Imagine Your Ideal Lifestyle
I have a theory that we all live in a box. I've said it before, but it seems to me that most people don't know why they do what they do; they simply do. Today I went to work early in the morning and I stayed there until the late afternoon. By the time I got home the daylight was starting to fade and the slight cold that I had been developing seemed only to get worse. I was sitting by my computer wondering what I would write about and I was feeling sad because I knew that I would do the same thing tomorrow that I did today.
And then I asked myself why. Why do I get up and go to work everyday? Why do I live somewhere with a cold climate when I would much rather live somewhere warm? Why do I drive to work when I would prefer to bike? In other words - Why do I do anything?
Or better yet, why does anyone do anything? Why do people get married between the ages of 25 - 28, have children and move to the suburbs? Why does anyone ever use the term "best practice" even though it doesn't actually mean anything at all? Why do people decorate their homes for holidays that mean nothing to them?

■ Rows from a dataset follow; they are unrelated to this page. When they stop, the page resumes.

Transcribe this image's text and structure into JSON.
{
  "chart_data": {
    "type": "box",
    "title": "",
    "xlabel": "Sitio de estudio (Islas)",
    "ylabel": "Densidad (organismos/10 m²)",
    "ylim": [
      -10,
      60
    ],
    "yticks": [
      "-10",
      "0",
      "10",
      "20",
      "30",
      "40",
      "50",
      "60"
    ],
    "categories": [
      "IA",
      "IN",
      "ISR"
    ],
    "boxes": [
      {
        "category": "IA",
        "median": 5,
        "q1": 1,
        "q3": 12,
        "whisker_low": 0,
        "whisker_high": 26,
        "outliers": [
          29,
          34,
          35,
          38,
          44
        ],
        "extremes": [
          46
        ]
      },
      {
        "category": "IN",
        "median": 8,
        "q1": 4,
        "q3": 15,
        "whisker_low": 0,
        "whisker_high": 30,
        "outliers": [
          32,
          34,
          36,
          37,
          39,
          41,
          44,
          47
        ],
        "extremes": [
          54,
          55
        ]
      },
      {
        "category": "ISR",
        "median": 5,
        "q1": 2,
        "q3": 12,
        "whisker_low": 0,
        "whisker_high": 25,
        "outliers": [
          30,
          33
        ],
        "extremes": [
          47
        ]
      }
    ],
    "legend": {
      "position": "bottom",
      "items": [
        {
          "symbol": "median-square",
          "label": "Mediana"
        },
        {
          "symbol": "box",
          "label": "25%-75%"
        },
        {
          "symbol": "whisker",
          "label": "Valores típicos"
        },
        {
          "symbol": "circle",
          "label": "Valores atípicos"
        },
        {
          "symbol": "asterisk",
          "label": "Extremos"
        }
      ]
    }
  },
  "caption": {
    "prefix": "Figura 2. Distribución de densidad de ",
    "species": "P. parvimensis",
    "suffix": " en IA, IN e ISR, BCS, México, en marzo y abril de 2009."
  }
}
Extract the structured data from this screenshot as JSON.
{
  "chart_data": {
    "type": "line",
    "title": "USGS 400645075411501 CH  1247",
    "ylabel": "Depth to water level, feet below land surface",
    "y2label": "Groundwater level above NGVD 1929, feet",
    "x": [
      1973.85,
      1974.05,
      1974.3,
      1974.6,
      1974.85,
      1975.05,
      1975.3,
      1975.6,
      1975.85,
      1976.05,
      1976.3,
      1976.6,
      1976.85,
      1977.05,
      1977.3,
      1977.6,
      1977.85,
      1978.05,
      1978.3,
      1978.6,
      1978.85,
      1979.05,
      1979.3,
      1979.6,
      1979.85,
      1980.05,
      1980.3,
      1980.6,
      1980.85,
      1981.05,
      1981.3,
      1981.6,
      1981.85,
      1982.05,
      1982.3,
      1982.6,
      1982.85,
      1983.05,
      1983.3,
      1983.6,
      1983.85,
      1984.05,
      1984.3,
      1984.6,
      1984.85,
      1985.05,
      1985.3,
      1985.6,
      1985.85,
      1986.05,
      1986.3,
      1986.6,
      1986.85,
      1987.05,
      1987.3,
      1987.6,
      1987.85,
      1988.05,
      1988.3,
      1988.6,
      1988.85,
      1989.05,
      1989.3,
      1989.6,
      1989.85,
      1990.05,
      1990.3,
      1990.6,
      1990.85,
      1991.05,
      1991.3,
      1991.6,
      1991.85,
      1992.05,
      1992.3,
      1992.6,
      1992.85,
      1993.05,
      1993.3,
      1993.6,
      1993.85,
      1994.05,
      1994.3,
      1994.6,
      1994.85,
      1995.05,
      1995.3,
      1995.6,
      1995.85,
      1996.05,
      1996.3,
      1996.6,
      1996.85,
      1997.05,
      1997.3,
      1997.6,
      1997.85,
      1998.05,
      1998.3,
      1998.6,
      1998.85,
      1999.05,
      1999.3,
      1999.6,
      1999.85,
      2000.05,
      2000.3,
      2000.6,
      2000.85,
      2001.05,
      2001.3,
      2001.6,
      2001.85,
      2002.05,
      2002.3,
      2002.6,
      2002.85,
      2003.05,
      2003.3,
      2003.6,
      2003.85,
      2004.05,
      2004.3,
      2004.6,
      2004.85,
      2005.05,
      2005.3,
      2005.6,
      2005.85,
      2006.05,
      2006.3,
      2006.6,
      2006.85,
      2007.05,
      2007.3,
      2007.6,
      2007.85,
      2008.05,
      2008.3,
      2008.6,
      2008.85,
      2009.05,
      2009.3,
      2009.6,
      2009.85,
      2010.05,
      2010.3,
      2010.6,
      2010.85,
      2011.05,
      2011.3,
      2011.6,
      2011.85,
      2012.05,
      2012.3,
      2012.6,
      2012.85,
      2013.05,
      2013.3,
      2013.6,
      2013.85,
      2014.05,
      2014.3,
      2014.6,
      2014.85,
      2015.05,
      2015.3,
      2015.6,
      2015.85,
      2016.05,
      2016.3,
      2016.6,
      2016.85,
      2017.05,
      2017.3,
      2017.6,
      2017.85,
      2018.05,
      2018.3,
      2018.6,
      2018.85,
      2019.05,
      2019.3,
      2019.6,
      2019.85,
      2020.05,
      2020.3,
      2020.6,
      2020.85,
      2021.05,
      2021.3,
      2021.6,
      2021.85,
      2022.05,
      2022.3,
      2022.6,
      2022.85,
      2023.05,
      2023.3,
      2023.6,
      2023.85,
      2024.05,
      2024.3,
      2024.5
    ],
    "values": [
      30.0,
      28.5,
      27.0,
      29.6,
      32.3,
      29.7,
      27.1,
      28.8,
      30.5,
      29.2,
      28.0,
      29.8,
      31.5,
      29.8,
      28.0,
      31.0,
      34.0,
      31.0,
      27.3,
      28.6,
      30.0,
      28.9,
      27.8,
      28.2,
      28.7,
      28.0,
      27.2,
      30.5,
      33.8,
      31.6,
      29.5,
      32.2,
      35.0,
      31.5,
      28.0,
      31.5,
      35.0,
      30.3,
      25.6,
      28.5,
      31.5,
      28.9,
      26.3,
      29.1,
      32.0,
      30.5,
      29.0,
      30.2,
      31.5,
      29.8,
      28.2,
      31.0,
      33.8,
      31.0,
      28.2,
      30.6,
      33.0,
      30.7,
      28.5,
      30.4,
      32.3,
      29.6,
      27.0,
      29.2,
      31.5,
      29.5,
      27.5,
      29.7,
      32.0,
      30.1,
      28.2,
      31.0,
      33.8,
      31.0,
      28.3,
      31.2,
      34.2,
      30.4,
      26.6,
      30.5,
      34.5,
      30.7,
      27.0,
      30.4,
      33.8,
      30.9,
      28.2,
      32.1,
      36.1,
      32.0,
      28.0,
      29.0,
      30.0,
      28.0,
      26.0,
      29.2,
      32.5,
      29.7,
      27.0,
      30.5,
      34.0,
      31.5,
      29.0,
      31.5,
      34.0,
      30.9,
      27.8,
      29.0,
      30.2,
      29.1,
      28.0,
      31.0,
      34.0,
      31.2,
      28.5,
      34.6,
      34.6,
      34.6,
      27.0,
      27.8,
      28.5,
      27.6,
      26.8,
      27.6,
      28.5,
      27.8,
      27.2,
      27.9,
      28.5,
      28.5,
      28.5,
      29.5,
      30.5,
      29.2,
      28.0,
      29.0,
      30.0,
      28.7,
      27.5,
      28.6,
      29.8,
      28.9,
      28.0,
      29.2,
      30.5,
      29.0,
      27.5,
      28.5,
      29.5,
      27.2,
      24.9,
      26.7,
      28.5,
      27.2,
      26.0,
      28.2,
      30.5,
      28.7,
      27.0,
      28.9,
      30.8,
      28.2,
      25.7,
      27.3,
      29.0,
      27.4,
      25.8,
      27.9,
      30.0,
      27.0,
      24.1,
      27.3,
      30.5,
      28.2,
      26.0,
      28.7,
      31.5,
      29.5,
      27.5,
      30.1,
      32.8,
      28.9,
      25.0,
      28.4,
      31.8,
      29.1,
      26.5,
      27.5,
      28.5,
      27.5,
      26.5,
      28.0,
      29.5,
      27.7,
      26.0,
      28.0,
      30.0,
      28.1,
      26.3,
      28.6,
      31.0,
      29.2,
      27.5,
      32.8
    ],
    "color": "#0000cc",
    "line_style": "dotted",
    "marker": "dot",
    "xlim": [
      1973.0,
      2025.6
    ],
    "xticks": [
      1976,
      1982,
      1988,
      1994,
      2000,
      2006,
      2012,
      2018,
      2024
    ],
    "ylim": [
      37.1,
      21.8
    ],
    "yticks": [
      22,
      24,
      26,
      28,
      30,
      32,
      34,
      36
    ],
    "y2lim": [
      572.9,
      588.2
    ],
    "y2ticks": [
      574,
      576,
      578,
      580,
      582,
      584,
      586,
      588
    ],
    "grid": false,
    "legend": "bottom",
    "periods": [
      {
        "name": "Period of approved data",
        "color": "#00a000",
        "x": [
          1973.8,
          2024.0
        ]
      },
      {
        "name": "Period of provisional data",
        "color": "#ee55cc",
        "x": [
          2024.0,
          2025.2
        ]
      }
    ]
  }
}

These are all questions without clear answers. In fact, whenever I try to ask anyone any of these questions, or other questions like these, they simply cannot hide a look of annoyance and social rejection, as if all of these tendencies are somehow natural, somehow innately human qualities. But they aren't. Living in the cold, working in office buildings, driving in cars, restricting our spoken vocabulary, living in isolation and celebrating meaningless celebrations are not natural ways of being. The only reason that it makes sense for any person to do any of these things is in context of someone or something else. We are by nature social creatures, and so I believe that we often behave in irrational and unjustifiable ways simply because it is normal.
I Can't Live That Way #Conformity
I have always been the person to ask why. I want to know how the unwritten and unspoken rules that govern our everyday lives came to be so that I can tear them down. Personally, I want to live in a way that brings me happiness, with or without social acceptance. Unfortunately, given my current non-wealthy financial position, I have to play by the rules and perform based on the subtly veiled expectations of those around me. For now, this means continuing to do many of the things that I don't necessarily want to do. And honestly, I'm not sure that I can think of a single person that really would want to follow the path laid down by our society if they really took the time to think about it; it's just that most people don't.
Save Yourself - Literally
The most unsettling part about all of this is that everyday I see the result of not asking why. In the corporate world, I see so many people aged 40, 50, 60 or older who seem to lumber around and give off am impression of lifelessness. "Happy Friday" "It's been a long week" "Almost 5:00" are the ironically dreary palpitations of a heart that has long lost its desire for fulfillment. In a way, these statements represent the hollowed out, yet socially acceptable, ways of expressing satisfaction or anticipation. The cyclical longing for the weekend suggests an inability for any other time to provide a similar level of satisfaction.
Again just to illustrate my argument, I can't help but point out that there is no logical reason for the 5 day 40 hour workweek. Many credit the 40 hour workweek to Henry Ford who was among the first to give employees two days off per week. But as the world has introduced new technologies, the working week has stayed flat or increased in some cases. We could work a bit less to account for technological gains, but the standard still remains 40 hours.
But whatever the case may be, I've decided that I do not want to end up that way, old and purposeless. I want to contribute in a meaningful way to the world by having a positive influence on those around me and I want to do that while finding a sense of inner peace and fulfillment. In order to get here, I'm practicing extreme frugality in order to help myself achieve financial independence by the age of 30. That way I can spend the rest of my life in whatever manner I choose. Challenge yourself, set a goal, change your path: I dare you.